21  LongBet: Heterogeneous Treatment Effects in Panel Data

21.1 Introduction to LongBet

As businesses and policymakers increasingly rely on longitudinal data to make causal inferences, there’s a growing need for methods that can handle the complexities of panel data while estimating heterogeneous treatment effects. LongBet, introduced by Wang, Martinez, and Hahn (2024), fills this gap by extending the Bayesian Causal Forest (BCF) model to panel data settings.

LongBet is particularly suited for short panel data with large cross-sectional samples and observed confounders. Unlike traditional difference-in-differences methods that often rely on the parallel trends assumption, LongBet leverages observed confounders to impute potential outcomes and identify treatment effects. LongBet models the data generating process as follows:

\[ Y_{it} = \alpha\mu(X_i, T=t) + \beta_S\nu(X_i, S_{it}, T=t) + \epsilon_{it} \]

where:

  • \(Y_{it}\) is the outcome for individual \(i\) at time \(t\)
  • \(X_i\) are time-invariant covariates
  • \(S_{it}\) is the time elapsed since treatment adoption
  • \(T\) is the time period
  • \(\mu(\cdot)\) is the prognostic function
  • \(\nu(\cdot)\) is the treatment effect function
  • \(\beta_S\) is a Gaussian process factor capturing the general trend of treatment effects
  • \(\epsilon_{it}\) is an independent Gaussian error term

Both \(\mu(\cdot)\) and \(\nu(\cdot)\) are modeled using XBART and considering splits on the time dimension.

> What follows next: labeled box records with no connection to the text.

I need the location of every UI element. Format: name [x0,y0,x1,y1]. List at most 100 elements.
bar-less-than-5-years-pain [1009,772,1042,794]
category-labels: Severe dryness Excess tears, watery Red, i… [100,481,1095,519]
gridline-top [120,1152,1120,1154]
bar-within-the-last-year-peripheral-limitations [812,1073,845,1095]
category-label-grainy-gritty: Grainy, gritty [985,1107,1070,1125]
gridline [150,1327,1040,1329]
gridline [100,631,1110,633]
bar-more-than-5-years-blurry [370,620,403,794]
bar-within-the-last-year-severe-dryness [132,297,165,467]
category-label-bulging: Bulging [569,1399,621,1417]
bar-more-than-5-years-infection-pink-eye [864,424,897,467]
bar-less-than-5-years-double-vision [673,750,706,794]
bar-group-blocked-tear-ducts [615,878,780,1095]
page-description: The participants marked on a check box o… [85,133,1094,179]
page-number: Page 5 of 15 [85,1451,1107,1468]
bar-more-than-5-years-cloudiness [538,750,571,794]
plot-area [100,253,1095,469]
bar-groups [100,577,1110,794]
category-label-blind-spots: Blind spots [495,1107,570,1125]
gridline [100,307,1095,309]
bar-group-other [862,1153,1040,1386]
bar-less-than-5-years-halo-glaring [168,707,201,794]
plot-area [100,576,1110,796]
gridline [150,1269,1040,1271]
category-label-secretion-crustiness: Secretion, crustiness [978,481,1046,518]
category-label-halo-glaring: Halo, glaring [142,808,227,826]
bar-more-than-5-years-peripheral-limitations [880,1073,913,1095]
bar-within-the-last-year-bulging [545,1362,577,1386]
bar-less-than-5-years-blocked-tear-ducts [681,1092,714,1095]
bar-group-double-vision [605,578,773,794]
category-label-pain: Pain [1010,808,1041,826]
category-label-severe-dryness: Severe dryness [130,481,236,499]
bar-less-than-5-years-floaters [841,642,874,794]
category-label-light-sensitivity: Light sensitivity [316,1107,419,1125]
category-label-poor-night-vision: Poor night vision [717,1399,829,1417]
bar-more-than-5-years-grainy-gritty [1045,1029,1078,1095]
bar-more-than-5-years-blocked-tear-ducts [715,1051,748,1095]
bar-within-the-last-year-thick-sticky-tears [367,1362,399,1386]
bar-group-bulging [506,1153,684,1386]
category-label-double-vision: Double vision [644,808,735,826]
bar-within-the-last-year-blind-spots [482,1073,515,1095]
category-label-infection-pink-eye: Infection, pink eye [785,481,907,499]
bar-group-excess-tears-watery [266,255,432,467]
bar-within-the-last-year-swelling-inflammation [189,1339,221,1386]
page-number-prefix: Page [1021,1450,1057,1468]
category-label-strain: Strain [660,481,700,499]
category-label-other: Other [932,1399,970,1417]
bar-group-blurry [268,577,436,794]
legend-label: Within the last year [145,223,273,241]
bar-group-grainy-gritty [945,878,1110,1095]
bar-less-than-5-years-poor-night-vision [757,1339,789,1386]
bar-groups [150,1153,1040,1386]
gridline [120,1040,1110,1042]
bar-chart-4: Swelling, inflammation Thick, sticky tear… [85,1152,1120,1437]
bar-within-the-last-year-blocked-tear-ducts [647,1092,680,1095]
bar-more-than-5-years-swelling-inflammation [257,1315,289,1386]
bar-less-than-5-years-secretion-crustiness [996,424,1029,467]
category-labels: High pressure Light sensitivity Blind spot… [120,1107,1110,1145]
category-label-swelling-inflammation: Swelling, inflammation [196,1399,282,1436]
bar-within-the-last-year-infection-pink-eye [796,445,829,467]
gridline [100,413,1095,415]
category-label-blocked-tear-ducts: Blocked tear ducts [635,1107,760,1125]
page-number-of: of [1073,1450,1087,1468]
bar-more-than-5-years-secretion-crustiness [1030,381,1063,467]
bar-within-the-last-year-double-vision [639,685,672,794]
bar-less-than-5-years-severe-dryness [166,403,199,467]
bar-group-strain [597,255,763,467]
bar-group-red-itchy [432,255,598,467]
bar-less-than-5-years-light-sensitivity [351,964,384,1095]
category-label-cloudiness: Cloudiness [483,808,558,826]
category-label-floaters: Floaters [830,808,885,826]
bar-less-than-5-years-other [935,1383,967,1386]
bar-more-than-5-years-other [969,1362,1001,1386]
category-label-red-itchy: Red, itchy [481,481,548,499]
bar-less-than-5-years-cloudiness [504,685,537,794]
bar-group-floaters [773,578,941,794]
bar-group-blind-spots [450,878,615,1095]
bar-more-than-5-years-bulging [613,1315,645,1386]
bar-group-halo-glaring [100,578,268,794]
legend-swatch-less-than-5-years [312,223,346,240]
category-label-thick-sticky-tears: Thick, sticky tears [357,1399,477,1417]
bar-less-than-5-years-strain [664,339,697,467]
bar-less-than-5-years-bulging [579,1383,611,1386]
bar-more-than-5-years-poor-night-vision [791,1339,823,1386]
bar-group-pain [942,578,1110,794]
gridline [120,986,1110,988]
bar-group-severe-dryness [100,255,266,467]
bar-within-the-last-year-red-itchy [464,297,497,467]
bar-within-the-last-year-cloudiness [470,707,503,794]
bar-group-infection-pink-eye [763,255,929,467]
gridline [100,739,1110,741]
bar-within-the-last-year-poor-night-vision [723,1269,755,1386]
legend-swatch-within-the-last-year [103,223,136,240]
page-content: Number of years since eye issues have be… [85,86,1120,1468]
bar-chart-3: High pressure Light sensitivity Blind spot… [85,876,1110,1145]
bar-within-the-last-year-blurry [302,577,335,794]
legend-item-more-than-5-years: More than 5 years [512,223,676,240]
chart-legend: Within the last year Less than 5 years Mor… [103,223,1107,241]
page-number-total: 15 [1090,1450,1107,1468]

21.2 Key Features of LongBet

  1. Flexibility in Trend Modeling: LongBet doesn’t require the parallel trends assumption, making it suitable for scenarios where this assumption may not hold.
  2. Handling of Staggered Adoption: The model can accommodate treatments adopted at different times across units.
  3. Separation of Prognostic and Treatment Effects: Like BCF, LongBet separates the modeling of prognostic and treatment effects, allowing for different regularization strategies.
  4. Time-Varying Treatment Effects: The model captures how treatment effects may change over time since adoption.
  5. Bayesian Uncertainty Quantification: As a Bayesian method, LongBet provides credible intervals for conditional treatment effects.

21.3 Comparison with Traditional Panel Methods

LongBet offers several advantages over traditional panel data methods:

  1. Relaxed Assumptions: Unlike difference-in-differences, LongBet doesn’t rely on the parallel trends assumption.
  2. Heterogeneous Effects: LongBet can capture complex, nonlinear heterogeneity in treatment effects.
  3. Flexible Functional Form: The use of tree-based models allows for flexible modeling of the relationship between outcomes, covariates, and time.
  4. Uncertainty Quantification: The Bayesian framework provides natural uncertainty estimates for all quantities of interest.

21.4 Example Application

TODO

21.5 Conclusion

LongBet represents a significant advancement in causal inference for panel data. By combining the flexibility of tree-based methods with the ability to handle longitudinal data, it offers a powerful tool for estimating heterogeneous treatment effects in complex, real-world scenarios.

However, like all methods, LongBet has its limitations. It assumes that all relevant confounders are observed and time-invariant. It may also struggle in scenarios with limited overlap between treated and control units across time. As always in causal inference, careful consideration of the problem at hand and the assumptions of the method is crucial.